The NAFTA Analysis: Not Free Trade

It is difficult to see how 1,700 pages of government rules and regulations can free trade.

Although touted as “free trade,” the North American Free Trade Agreement (NAFTA) is anything but. “Free trade,” by definition, is freedom from government in bartering and exchanging. Governments step aside and allow the peoples of their respective countries to exchange goods and services or associate with the peoples of other countries without any (or very little) government interference.

NAFTA is over 1,700 pages long--741 pages for the treaty itself, 348 pages for annexes, and 619 pages for footnotes and explanations. It is difficult to see how 1,700 pages of government rules and regulations can free trade. By definition, free trade is the removal of government from the trading process, not its expansion.

Specific provisions of the treaty prove that it is the opposite of free trade. It sets up a “Free Trade Commission” and a new bureaucracy under this commission called the “Secretariat.” This commission, composed of unelected officials from the participating countries, will interpret the treaty and impose its decisions on member nations. It also will resolve conflicts and enforce its decisions. This is not free trade, but an establishment and expansion of international bureaucracy over sovereign nations’ trading policies.

True free trade would eliminate tariffs. NAFTA not only keeps current tariffs in place during a fifteen-year “transition period,” but also permits these tariffs to continue after this period “with the consent of the [nation] against whose good the action is taken.” NAFTA also allows government subsidies and import quotas to continue. NAFTA will also gradually impose the strict environmental guidelines of the United States on the countries which signed the treaty.

If national leaders really wanted free trade, they could abolish unilaterally any barrier that hinders trade with other countries: tariffs, quotas, subsidies, regulations, licenses, passports, everything.

—Joe Ogrinc

Medicare Rules

Look at it this way. How would you feel about your job if it were governed by Medicare rules?

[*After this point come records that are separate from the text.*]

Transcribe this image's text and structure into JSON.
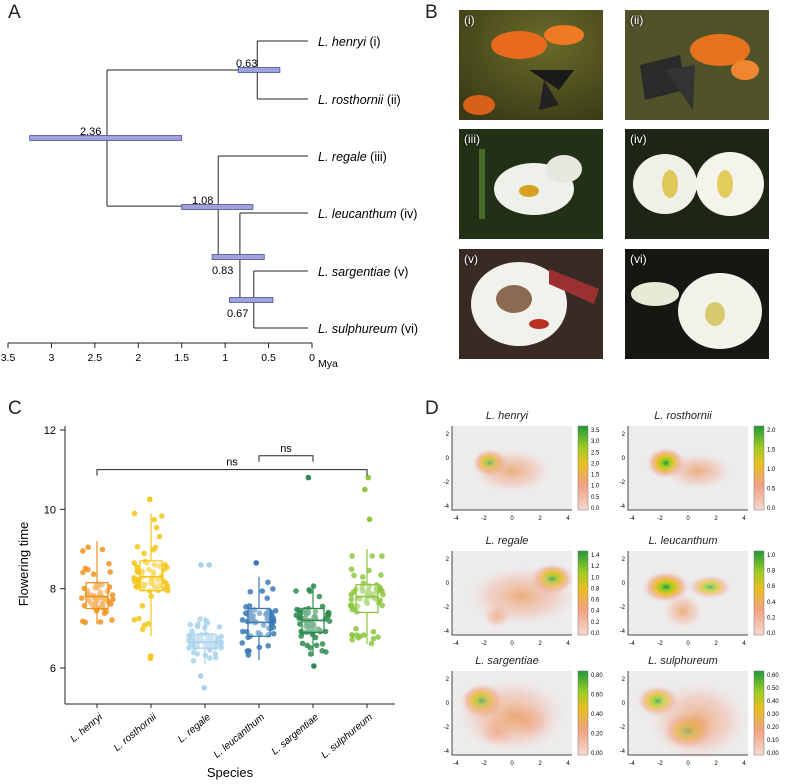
{
  "panels": {
    "a": "A",
    "b": "B",
    "c": "C",
    "d": "D"
  },
  "tree": {
    "taxa": [
      {
        "genus": "L.",
        "species": "henryi",
        "num": "(i)"
      },
      {
        "genus": "L.",
        "species": "rosthornii",
        "num": "(ii)"
      },
      {
        "genus": "L.",
        "species": "regale",
        "num": "(iii)"
      },
      {
        "genus": "L.",
        "species": "leucanthum",
        "num": "(iv)"
      },
      {
        "genus": "L.",
        "species": "sargentiae",
        "num": "(v)"
      },
      {
        "genus": "L.",
        "species": "sulphureum",
        "num": "(vi)"
      }
    ],
    "nodes": {
      "n_hr": "0.63",
      "root": "2.36",
      "n_rest": "1.08",
      "n_lss": "0.83",
      "n_ss": "0.67"
    },
    "axis_ticks": [
      "3.5",
      "3",
      "2.5",
      "2",
      "1.5",
      "1",
      "0.5",
      "0"
    ],
    "axis_unit": "Mya",
    "ranges_mya": {
      "root": [
        3.25,
        1.5
      ],
      "n_hr": [
        0.85,
        0.37
      ],
      "n_rest": [
        1.5,
        0.68
      ],
      "n_lss": [
        1.15,
        0.55
      ],
      "n_ss": [
        0.95,
        0.45
      ]
    },
    "ages_mya": {
      "root": 2.36,
      "n_hr": 0.63,
      "n_rest": 1.08,
      "n_lss": 0.83,
      "n_ss": 0.67
    }
  },
  "photos": [
    "(i)",
    "(ii)",
    "(iii)",
    "(iv)",
    "(v)",
    "(vi)"
  ],
  "chart_data": [
    {
      "type": "box",
      "title": "",
      "xlabel": "Species",
      "ylabel": "Flowering time",
      "ylim": [
        5.5,
        12
      ],
      "yticks": [
        "6",
        "8",
        "10",
        "12"
      ],
      "categories": [
        "L. henryi",
        "L. rosthornii",
        "L. regale",
        "L. leucanthum",
        "L. sargentiae",
        "L. sulphureum"
      ],
      "colors": [
        "#f0931e",
        "#f5c518",
        "#a9d3ec",
        "#3a7ab5",
        "#2e8b4f",
        "#8dc63f"
      ],
      "boxes": [
        {
          "min": 7.1,
          "q1": 7.5,
          "median": 7.8,
          "q3": 8.15,
          "max": 9.2
        },
        {
          "min": 6.8,
          "q1": 7.95,
          "median": 8.3,
          "q3": 8.7,
          "max": 9.9
        },
        {
          "min": 6.1,
          "q1": 6.5,
          "median": 6.65,
          "q3": 6.85,
          "max": 7.3
        },
        {
          "min": 6.2,
          "q1": 6.8,
          "median": 7.15,
          "q3": 7.5,
          "max": 8.3
        },
        {
          "min": 6.3,
          "q1": 6.9,
          "median": 7.2,
          "q3": 7.5,
          "max": 8.1
        },
        {
          "min": 6.6,
          "q1": 7.4,
          "median": 7.8,
          "q3": 8.1,
          "max": 9.0
        }
      ],
      "outliers": [
        [],
        [
          6.3,
          6.25,
          10.25
        ],
        [
          5.5,
          5.8,
          8.6,
          8.6
        ],
        [
          8.65
        ],
        [
          6.05,
          10.8
        ],
        [
          10.8,
          10.5,
          9.75
        ]
      ],
      "comparisons": [
        {
          "from": 3,
          "to": 4,
          "label": "ns",
          "y": 11.35
        },
        {
          "from": 0,
          "to": 5,
          "label": "ns",
          "y": 11.0
        }
      ]
    },
    {
      "type": "heatmap",
      "panels": [
        {
          "title": "L. henryi",
          "legend": [
            "3.5",
            "3.0",
            "2.5",
            "2.0",
            "1.5",
            "1.0",
            "0.5",
            "0.0"
          ]
        },
        {
          "title": "L. rosthornii",
          "legend": [
            "2.0",
            "1.5",
            "1.0",
            "0.5",
            "0.0"
          ]
        },
        {
          "title": "L. regale",
          "legend": [
            "1.4",
            "1.2",
            "1.0",
            "0.8",
            "0.6",
            "0.4",
            "0.2",
            "0.0"
          ]
        },
        {
          "title": "L. leucanthum",
          "legend": [
            "1.0",
            "0.8",
            "0.6",
            "0.4",
            "0.2",
            "0.0"
          ]
        },
        {
          "title": "L. sargentiae",
          "legend": [
            "0.80",
            "0.60",
            "0.40",
            "0.20",
            "0.00"
          ]
        },
        {
          "title": "L. sulphureum",
          "legend": [
            "0.60",
            "0.50",
            "0.40",
            "0.30",
            "0.20",
            "0.10",
            "0.00"
          ]
        }
      ],
      "xticks": [
        "-4",
        "-2",
        "0",
        "2",
        "4"
      ],
      "yticks": [
        "2",
        "0",
        "-2",
        "-4"
      ]
    }
  ]
}
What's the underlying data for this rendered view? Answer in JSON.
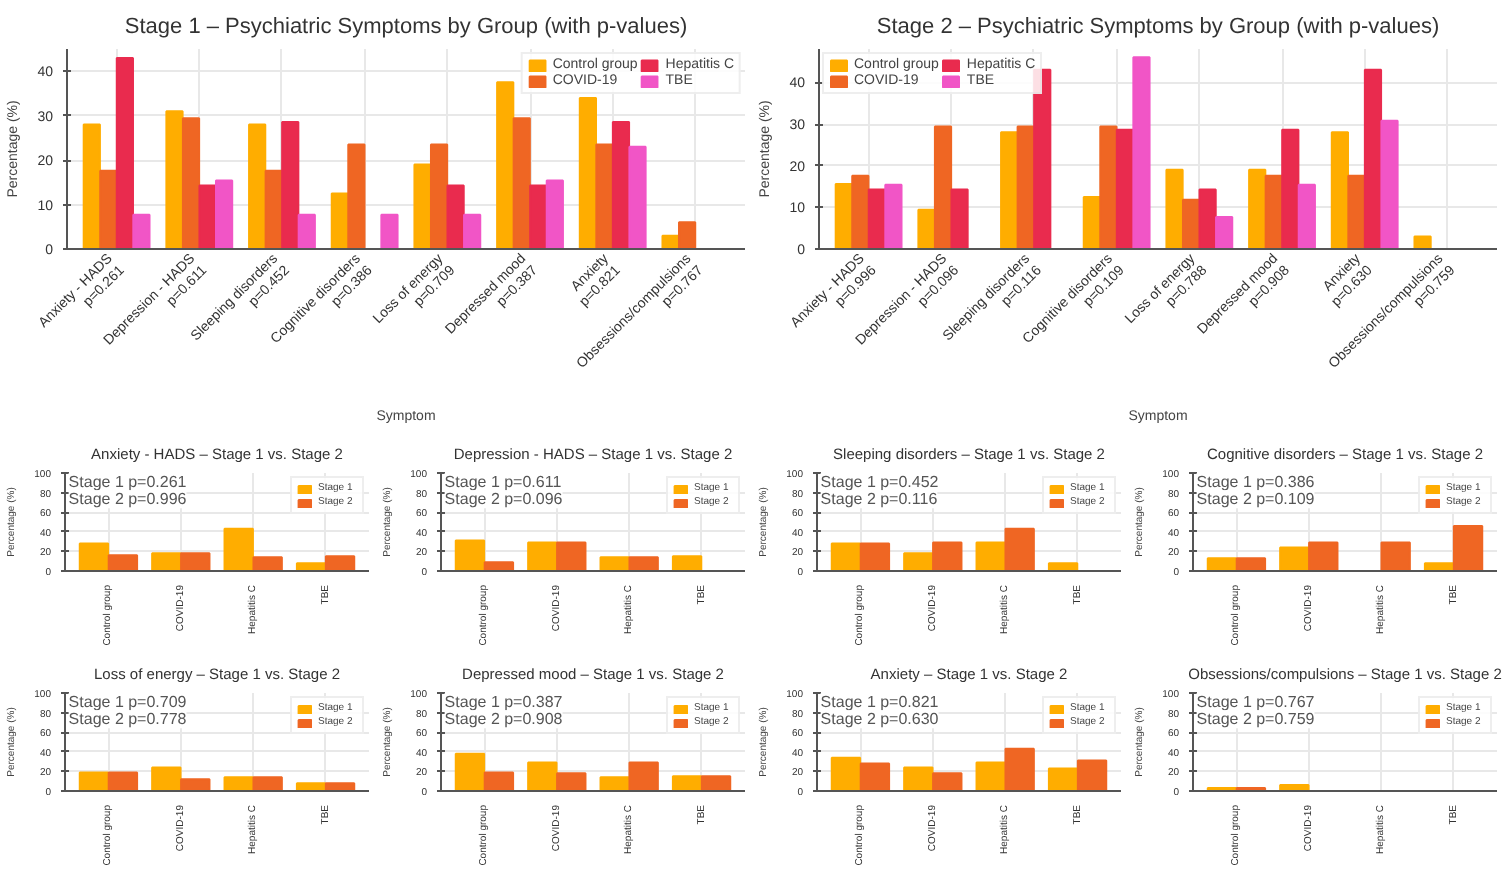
{
  "chart_data": [
    {
      "type": "bar",
      "title": "Stage 1 – Psychiatric Symptoms by Group (with p-values)",
      "xlabel": "Symptom",
      "ylabel": "Percentage (%)",
      "categories": [
        "Anxiety - HADS\np=0.261",
        "Depression - HADS\np=0.611",
        "Sleeping disorders\np=0.452",
        "Cognitive disorders\np=0.386",
        "Loss of energy\np=0.709",
        "Depressed mood\np=0.387",
        "Anxiety\np=0.821",
        "Obsessions/compulsions\np=0.767"
      ],
      "series": [
        {
          "name": "Control group",
          "color": "#ffad00",
          "values": [
            28,
            31,
            28,
            12.5,
            19,
            37.5,
            34,
            3
          ]
        },
        {
          "name": "COVID-19",
          "color": "#ef6623",
          "values": [
            17.6,
            29.4,
            17.6,
            23.5,
            23.5,
            29.4,
            23.5,
            6
          ]
        },
        {
          "name": "Hepatitis C",
          "color": "#e92b4e",
          "values": [
            43,
            14.3,
            28.6,
            0,
            14.3,
            14.3,
            28.6,
            0
          ]
        },
        {
          "name": "TBE",
          "color": "#f155c6",
          "values": [
            7.7,
            15.4,
            7.7,
            7.7,
            7.7,
            15.4,
            23,
            0
          ]
        }
      ],
      "ylim": [
        0,
        45
      ],
      "yticks": [
        0,
        10,
        20,
        30,
        40
      ],
      "grid": true,
      "legend": "top right"
    },
    {
      "type": "bar",
      "title": "Stage 2 – Psychiatric Symptoms by Group (with p-values)",
      "xlabel": "Symptom",
      "ylabel": "Percentage (%)",
      "categories": [
        "Anxiety - HADS\np=0.996",
        "Depression - HADS\np=0.096",
        "Sleeping disorders\np=0.116",
        "Cognitive disorders\np=0.109",
        "Loss of energy\np=0.788",
        "Depressed mood\np=0.908",
        "Anxiety\np=0.630",
        "Obsessions/compulsions\np=0.759"
      ],
      "series": [
        {
          "name": "Control group",
          "color": "#ffad00",
          "values": [
            15.6,
            9.4,
            28,
            12.5,
            19,
            19,
            28,
            3
          ]
        },
        {
          "name": "COVID-19",
          "color": "#ef6623",
          "values": [
            17.6,
            29.4,
            29.4,
            29.4,
            11.8,
            17.6,
            17.6,
            0
          ]
        },
        {
          "name": "Hepatitis C",
          "color": "#e92b4e",
          "values": [
            14.3,
            14.3,
            43,
            28.6,
            14.3,
            28.6,
            43,
            0
          ]
        },
        {
          "name": "TBE",
          "color": "#f155c6",
          "values": [
            15.4,
            0,
            0,
            46,
            7.7,
            15.4,
            30.8,
            0
          ]
        }
      ],
      "ylim": [
        0,
        48
      ],
      "yticks": [
        0,
        10,
        20,
        30,
        40
      ],
      "grid": true,
      "legend": "top left"
    },
    {
      "type": "bar",
      "title": "Anxiety - HADS – Stage 1 vs. Stage 2",
      "ylabel": "Percentage (%)",
      "categories": [
        "Control group",
        "COVID-19",
        "Hepatitis C",
        "TBE"
      ],
      "series": [
        {
          "name": "Stage 1",
          "color": "#ffad00",
          "values": [
            28,
            18,
            43,
            8
          ]
        },
        {
          "name": "Stage 2",
          "color": "#ef6623",
          "values": [
            16,
            18,
            14,
            15
          ]
        }
      ],
      "annotations": [
        "Stage 1 p=0.261",
        "Stage 2 p=0.996"
      ],
      "ylim": [
        0,
        100
      ],
      "yticks": [
        0,
        20,
        40,
        60,
        80,
        100
      ],
      "grid": true,
      "legend": "top right"
    },
    {
      "type": "bar",
      "title": "Depression - HADS – Stage 1 vs. Stage 2",
      "ylabel": "Percentage (%)",
      "categories": [
        "Control group",
        "COVID-19",
        "Hepatitis C",
        "TBE"
      ],
      "series": [
        {
          "name": "Stage 1",
          "color": "#ffad00",
          "values": [
            31,
            29,
            14,
            15
          ]
        },
        {
          "name": "Stage 2",
          "color": "#ef6623",
          "values": [
            9,
            29,
            14,
            0
          ]
        }
      ],
      "annotations": [
        "Stage 1 p=0.611",
        "Stage 2 p=0.096"
      ],
      "ylim": [
        0,
        100
      ],
      "yticks": [
        0,
        20,
        40,
        60,
        80,
        100
      ],
      "grid": true,
      "legend": "top right"
    },
    {
      "type": "bar",
      "title": "Sleeping disorders – Stage 1 vs. Stage 2",
      "ylabel": "Percentage (%)",
      "categories": [
        "Control group",
        "COVID-19",
        "Hepatitis C",
        "TBE"
      ],
      "series": [
        {
          "name": "Stage 1",
          "color": "#ffad00",
          "values": [
            28,
            18,
            29,
            8
          ]
        },
        {
          "name": "Stage 2",
          "color": "#ef6623",
          "values": [
            28,
            29,
            43,
            0
          ]
        }
      ],
      "annotations": [
        "Stage 1 p=0.452",
        "Stage 2 p=0.116"
      ],
      "ylim": [
        0,
        100
      ],
      "yticks": [
        0,
        20,
        40,
        60,
        80,
        100
      ],
      "grid": true,
      "legend": "top right"
    },
    {
      "type": "bar",
      "title": "Cognitive disorders – Stage 1 vs. Stage 2",
      "ylabel": "Percentage (%)",
      "categories": [
        "Control group",
        "COVID-19",
        "Hepatitis C",
        "TBE"
      ],
      "series": [
        {
          "name": "Stage 1",
          "color": "#ffad00",
          "values": [
            13,
            24,
            0,
            8
          ]
        },
        {
          "name": "Stage 2",
          "color": "#ef6623",
          "values": [
            13,
            29,
            29,
            46
          ]
        }
      ],
      "annotations": [
        "Stage 1 p=0.386",
        "Stage 2 p=0.109"
      ],
      "ylim": [
        0,
        100
      ],
      "yticks": [
        0,
        20,
        40,
        60,
        80,
        100
      ],
      "grid": true,
      "legend": "top right"
    },
    {
      "type": "bar",
      "title": "Loss of energy – Stage 1 vs. Stage 2",
      "ylabel": "Percentage (%)",
      "categories": [
        "Control group",
        "COVID-19",
        "Hepatitis C",
        "TBE"
      ],
      "series": [
        {
          "name": "Stage 1",
          "color": "#ffad00",
          "values": [
            19,
            24,
            14,
            8
          ]
        },
        {
          "name": "Stage 2",
          "color": "#ef6623",
          "values": [
            19,
            12,
            14,
            8
          ]
        }
      ],
      "annotations": [
        "Stage 1 p=0.709",
        "Stage 2 p=0.778"
      ],
      "ylim": [
        0,
        100
      ],
      "yticks": [
        0,
        20,
        40,
        60,
        80,
        100
      ],
      "grid": true,
      "legend": "top right"
    },
    {
      "type": "bar",
      "title": "Depressed mood – Stage 1 vs. Stage 2",
      "ylabel": "Percentage (%)",
      "categories": [
        "Control group",
        "COVID-19",
        "Hepatitis C",
        "TBE"
      ],
      "series": [
        {
          "name": "Stage 1",
          "color": "#ffad00",
          "values": [
            38,
            29,
            14,
            15
          ]
        },
        {
          "name": "Stage 2",
          "color": "#ef6623",
          "values": [
            19,
            18,
            29,
            15
          ]
        }
      ],
      "annotations": [
        "Stage 1 p=0.387",
        "Stage 2 p=0.908"
      ],
      "ylim": [
        0,
        100
      ],
      "yticks": [
        0,
        20,
        40,
        60,
        80,
        100
      ],
      "grid": true,
      "legend": "top right"
    },
    {
      "type": "bar",
      "title": "Anxiety – Stage 1 vs. Stage 2",
      "ylabel": "Percentage (%)",
      "categories": [
        "Control group",
        "COVID-19",
        "Hepatitis C",
        "TBE"
      ],
      "series": [
        {
          "name": "Stage 1",
          "color": "#ffad00",
          "values": [
            34,
            24,
            29,
            23
          ]
        },
        {
          "name": "Stage 2",
          "color": "#ef6623",
          "values": [
            28,
            18,
            43,
            31
          ]
        }
      ],
      "annotations": [
        "Stage 1 p=0.821",
        "Stage 2 p=0.630"
      ],
      "ylim": [
        0,
        100
      ],
      "yticks": [
        0,
        20,
        40,
        60,
        80,
        100
      ],
      "grid": true,
      "legend": "top right"
    },
    {
      "type": "bar",
      "title": "Obsessions/compulsions – Stage 1 vs. Stage 2",
      "ylabel": "Percentage (%)",
      "categories": [
        "Control group",
        "COVID-19",
        "Hepatitis C",
        "TBE"
      ],
      "series": [
        {
          "name": "Stage 1",
          "color": "#ffad00",
          "values": [
            3,
            6,
            0,
            0
          ]
        },
        {
          "name": "Stage 2",
          "color": "#ef6623",
          "values": [
            3,
            0,
            0,
            0
          ]
        }
      ],
      "annotations": [
        "Stage 1 p=0.767",
        "Stage 2 p=0.759"
      ],
      "ylim": [
        0,
        100
      ],
      "yticks": [
        0,
        20,
        40,
        60,
        80,
        100
      ],
      "grid": true,
      "legend": "top right"
    }
  ]
}
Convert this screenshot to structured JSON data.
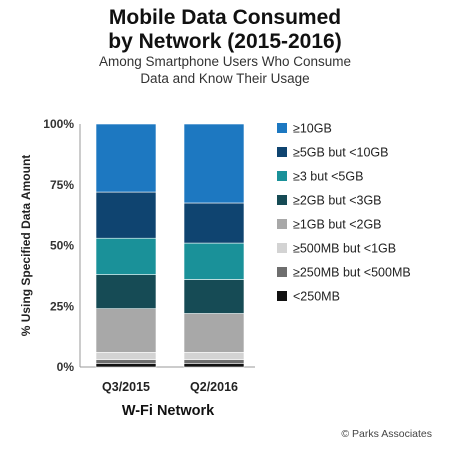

You might be paid or you might not, and you couldn’t tell which before you did the work. In order to receive payment, you would have to fill out a complicated form at least once (often more than once). Quite often you would have to fight with a bureaucrat and answer insulting and threatening letters. The maximum rate of payment would usually be substantially less than you could make by doing something else, for example, treating a younger person. And if you made a mistake in your paperwork, or offended a bureaucrat by acting disrespectful, or did something that was declared unnecessary after the fact, you might have to give all the money back, plus $2,000 for each mistake. Worse, you might even be forced out of your occupation altogether. Would you continue in a job like this? More doctors are saying that to accept a check from Medicare, you’d have to be crazy.

—Jane M. Orient, M.D.

National Service

Some years ago Germany enacted a “Law for National Labor Service” that required one year of service for every youth between the ages of 18 and 29. Like the current American proposals, the service was part military and part civilian. The plan was initially voluntary, but was made mandatory after two years.

The proponents of the German national service law promised that all work “undertaken by the Labor Service may only be supplementary, i.e., work which would not be undertaken in the ordinary way by private enterprise.” Similar promises are made by contemporary American supporters of national service.

The German plan also praised collectivism and sharply criticized individualism and the market system. It advocated that young people be made to perform “service rendered to the German nation,” and its overall purpose was “to lift men out of economic interest, out of acquisitiveness, to free them from materialism, from egoism . . . .”

The Hitler Youth were institutionalized by the “Law for National Labor Service,” which operated under the premise that “the child is the mother’s contribution to the state.” This was the ultimate in national socialism: the nationalization of people.

This is not to suggest that the American supporters of national service are fascists or “national socialists,” but to underscore what a tremendous threat to individual liberty such a program entails. Current American proposals may not sound too threatening since they are supposedly voluntary. But the Nazi program also was voluntary when it began, and, as mentioned above, there already are many powerful political supporters of mandatory national service in the United States. For these reasons, national service could pose one of the greatest threats to freedom in the coming decade.